Nel Lazio continuano a decrescere i contratti a tempo indeterminato. L’osservatorio sul precariato dell’Inps, infatti, ha pubblicato i dati relativi all’andamento delle assunzioni-cessazioni da gennaio ad agosto 2017 da cui risulta consolidata la tendenza a un lavoro parcellizzato, breve e precario”. Così, in una nota, Donatella Onofri, segretaria della Cgil di Roma e del Lazio.

“Anche nel mese di agosto – continua – le cessazioni hanno superato di ben 4018 contratti le attivazioni. Il totale dei contratti a tempo indeterminato non sostituiti dall’inizio dell’anno è di 26.873. O meglio sono stati parzialmente sostituiti con contratti a termine. Questi ultimi, infatti, continuano a crescere, raggiungendo il 72,25% del totale dei contratti attivati. Dai dati emergono, inoltre, altri due elementi: i contratti a termine sono di breve durata (nel mese di agosto le cessazioni hanno addirittura superato le attivazioni, un dato peraltro che avevamo riscontrato anche nelle comunicazioni obbligatorie); l’apprendistato continua a essere marginale, subendo evidentemente la concorrenza dei tirocini e dell’alternanza scuola-lavoro utilizzata, in molti casi, semplicemente per ridurre il costo del lavoro”.

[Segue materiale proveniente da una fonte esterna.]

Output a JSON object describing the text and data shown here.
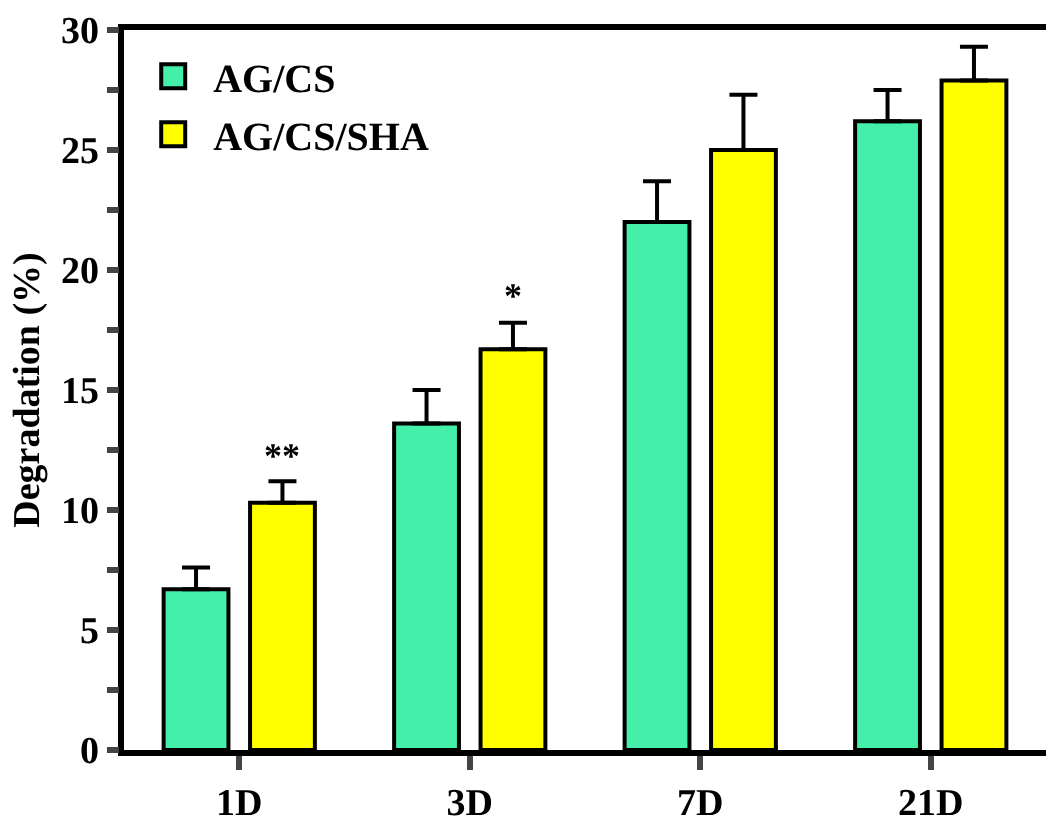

“La decrescita economica – prosegue la Onofri – si poneva l’obiettivo di creare le condizioni dello sviluppo sostenibile ma non è questo il caso perchè l’unica decrescita percepibile è quella dei contratti a tempo indeterminato e del lavoro. In questo modo non solo non si crea sviluppo, ma si arriva al limite dell’insostenibile.

Se si leggessero i dati invece di fare demagogia e proporre incentivi che non portano ad alcun risultato, forse si riuscirebbe a cambiare le politiche per il lavoro.

Una speranza può risiedere nel tavolo per Roma: un tavolo che deve diventare sempre più il luogo nel quale le istituzioni, indipendentemente da chi le governa, dialoghino tra loro e con le parti sociali per individuare e condividere soluzioni e rispondere concretamente al crescente disagio sociale. Un’occasione dunque che va coltivata e fatta crescere con senso di responsabilità”. “La Cgil di Roma e del Lazio – conclude – farà la sua parte”.